This Wednesday, more than 12 families and our supporters will march from Sydney Town Hall to NSW Parliament house at 12:30pm to protest the murders of our loved ones and demand action from the NSW Justice Department. We are fighting a battle that has been waged since Invasion in 1788. 

More recently, in 1981, aspiring footy star and Redfern All Black Eddie Murray returned home to the NSW regional town of Wee Waa, retiring to the country to heal from a footy injury he suffered on the ovals of Sydney. Within hours of Eddie’s arrival, he was set upon by local police and taken to Wee Waa lockup. Eddie’s parents, Arthur and Leila Murray would later be called to the cop station because Eddie had, according to Wee Waa police, committed suicide. 

Eddie's death, or should I say his murder, was and is one the most significant cases of black deaths in custody in our movement's history, not only because it was the spark that inspired a movement for justice, but because Eddie’s case embodies all the hallmarks of an injustice system that perpetrates violence on the Aboriginal community, then vehemently covers its tracks to evade all accountability. 

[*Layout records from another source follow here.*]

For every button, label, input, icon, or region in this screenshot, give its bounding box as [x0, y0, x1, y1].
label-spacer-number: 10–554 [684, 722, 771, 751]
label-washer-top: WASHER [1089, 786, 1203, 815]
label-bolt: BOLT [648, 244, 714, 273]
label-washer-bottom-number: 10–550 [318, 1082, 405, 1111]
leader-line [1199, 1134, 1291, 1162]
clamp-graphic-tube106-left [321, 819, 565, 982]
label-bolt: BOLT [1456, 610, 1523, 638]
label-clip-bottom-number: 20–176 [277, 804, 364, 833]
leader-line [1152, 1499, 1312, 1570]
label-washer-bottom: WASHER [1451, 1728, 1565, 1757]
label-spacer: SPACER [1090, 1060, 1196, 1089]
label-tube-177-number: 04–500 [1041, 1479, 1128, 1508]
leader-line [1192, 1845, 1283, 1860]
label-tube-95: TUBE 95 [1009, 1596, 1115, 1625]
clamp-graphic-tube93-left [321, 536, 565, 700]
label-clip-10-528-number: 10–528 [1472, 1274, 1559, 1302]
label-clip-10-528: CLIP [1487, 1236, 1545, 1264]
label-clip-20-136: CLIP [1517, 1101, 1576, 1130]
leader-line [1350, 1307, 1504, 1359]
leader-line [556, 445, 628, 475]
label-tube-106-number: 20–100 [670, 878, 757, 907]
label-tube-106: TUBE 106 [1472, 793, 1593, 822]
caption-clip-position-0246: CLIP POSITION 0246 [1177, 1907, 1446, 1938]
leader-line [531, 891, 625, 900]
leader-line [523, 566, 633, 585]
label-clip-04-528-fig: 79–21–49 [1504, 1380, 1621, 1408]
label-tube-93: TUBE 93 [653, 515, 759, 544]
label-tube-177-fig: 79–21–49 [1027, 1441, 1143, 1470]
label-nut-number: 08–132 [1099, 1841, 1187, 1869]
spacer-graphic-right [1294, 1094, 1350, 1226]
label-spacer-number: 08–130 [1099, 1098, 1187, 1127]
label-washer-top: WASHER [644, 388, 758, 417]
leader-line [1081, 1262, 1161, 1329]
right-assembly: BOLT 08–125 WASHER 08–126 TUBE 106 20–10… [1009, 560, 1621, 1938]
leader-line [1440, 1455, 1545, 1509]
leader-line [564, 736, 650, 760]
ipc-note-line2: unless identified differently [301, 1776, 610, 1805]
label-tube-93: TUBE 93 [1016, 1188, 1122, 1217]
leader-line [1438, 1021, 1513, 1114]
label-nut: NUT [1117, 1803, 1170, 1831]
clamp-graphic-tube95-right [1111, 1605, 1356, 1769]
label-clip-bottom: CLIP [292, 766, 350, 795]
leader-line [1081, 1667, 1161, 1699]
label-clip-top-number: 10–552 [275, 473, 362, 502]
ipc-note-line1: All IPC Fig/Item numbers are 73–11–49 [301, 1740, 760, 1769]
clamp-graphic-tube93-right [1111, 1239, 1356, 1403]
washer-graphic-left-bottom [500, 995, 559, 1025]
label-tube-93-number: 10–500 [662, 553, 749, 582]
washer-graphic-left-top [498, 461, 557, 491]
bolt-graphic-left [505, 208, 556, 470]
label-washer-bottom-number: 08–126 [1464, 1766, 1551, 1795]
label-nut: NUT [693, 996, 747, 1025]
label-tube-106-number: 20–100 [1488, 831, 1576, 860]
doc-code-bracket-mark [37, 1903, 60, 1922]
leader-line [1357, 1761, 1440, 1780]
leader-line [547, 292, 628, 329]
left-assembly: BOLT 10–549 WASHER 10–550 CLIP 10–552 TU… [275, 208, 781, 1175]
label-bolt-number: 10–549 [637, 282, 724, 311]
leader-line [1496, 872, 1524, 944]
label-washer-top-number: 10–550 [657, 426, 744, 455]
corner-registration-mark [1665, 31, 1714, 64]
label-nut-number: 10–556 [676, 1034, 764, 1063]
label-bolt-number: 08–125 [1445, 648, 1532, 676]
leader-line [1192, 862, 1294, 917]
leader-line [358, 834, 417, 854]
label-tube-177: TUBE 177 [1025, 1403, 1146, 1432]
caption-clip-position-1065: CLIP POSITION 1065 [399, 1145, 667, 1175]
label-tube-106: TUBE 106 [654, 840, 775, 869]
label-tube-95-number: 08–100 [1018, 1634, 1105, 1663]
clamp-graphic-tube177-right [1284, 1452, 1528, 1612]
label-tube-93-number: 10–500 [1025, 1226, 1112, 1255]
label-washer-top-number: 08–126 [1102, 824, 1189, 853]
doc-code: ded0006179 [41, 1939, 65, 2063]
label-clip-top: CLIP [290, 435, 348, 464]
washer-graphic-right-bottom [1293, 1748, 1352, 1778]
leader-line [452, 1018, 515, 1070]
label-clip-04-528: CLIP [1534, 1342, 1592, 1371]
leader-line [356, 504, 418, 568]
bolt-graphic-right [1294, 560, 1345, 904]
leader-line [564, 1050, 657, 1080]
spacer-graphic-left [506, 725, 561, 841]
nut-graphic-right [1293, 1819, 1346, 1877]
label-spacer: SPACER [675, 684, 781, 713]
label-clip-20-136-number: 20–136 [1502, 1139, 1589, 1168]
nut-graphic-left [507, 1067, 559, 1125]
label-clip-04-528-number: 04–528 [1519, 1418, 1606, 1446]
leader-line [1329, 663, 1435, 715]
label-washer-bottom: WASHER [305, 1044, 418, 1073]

Not much has changed since the struggle of the 1980s. Granted, today one of our people is murdered by police every 28 days. Back then it was one murder every 11 days – but in the context of living in the “lucky country” that espouses its “love” and “appreciation” for its Aboriginal heritage and a “commitment to social justice” (laughable considering what they do to refugees and Muslims), one death is one too many. The fact that nearly every politically inclined Koori I know can recite key stats of the 1991 Royal Commission tells you that this issue hasn’t gone away, and we are fed up. 

Thirty-eight years on from Eddie’s murder, and we are hitting the streets again, for the same demands – in the face of a government and state bureaucracy indifferent to our plight. We will hear from the family of David Dungay Jnr, a 26-year-old Kempsey man who was murdered in his Long Bay Prison cell in 2015. David died after being subdued and then injected with midazolam – a sedative known to bring its victims to the brink of death. You might be asking, why on earth would they do such a thing? Because a Black man asserted his right to eat his Tim-Tams in his cell. 

We will also hear from my family, the Walker-Craigs, and the family of Clinton Speedy-Duroux and Evelyn Greenup. The trio, murdered in my hometown of Bowraville in the early 1990s, are more commonly known as the Bowraville 3 and the campaign for #JusticeForBowraville. These children’s murder cases have gone without justice for nearly three decades. Like the case of Lewis “Buddy” Kelly Jnr (whose family we will also hear from), the NSW police service completely bungled the initial investigations – and actively undermined the case for justice with their racial bias. Just to give you an idea of what this looked like – in the case of my first cousin Colleen Walker-Craig, when she was reported missing by my Aunt, the police questioned whether my Aunt Muriel was even Colleen’s mother given Colleen's fair complexion. They would go on to prophesise that Colleen, like Evelyn, had merely “gone walkabout” – Evelyn was four years old when she went missing. 

These cases are just a few of the many we will be fighting for. 

We know the struggle waged by our elders – the leaders of the Black Power movement – won significant gains for Aboriginal people in this country. They fought tooth and nail and put their entire bodies and livelihood on the line in the pursuit of land rights and ultimately political, economic and social independence. But true to its racist roots, the Australian government has swung the pendulum completely in the wrong direction. This backflip wasn’t gradual – it happened immediately after the pressure from our militant movement of the 1970s and 1980s subsided. The Royal Commission into Black Deaths in Custody released 339 recommendations to deal with police racism and violence towards our people – it's 2019 and less than three of those recommendations have been implemented.

The struggle for Black rights and equality rages on today because the logic of racist policing has not been smashed – no amount of police cultural training and “community engagement” can untangle the web of oppression and brutality afforded to our community at the hands of the cops. 

It’s going to take our people hitting the streets in our thousands, garnering solidarity from our supporters, to win even the most basic rights like equal treatment in the eyes of the law. Next Wednesday we hope to lay the basis for such a fight, and we need you to stand with us. 

Please join us on Wednesday at Sydney Town Hall at 12:30pm – join us in this fight for justice.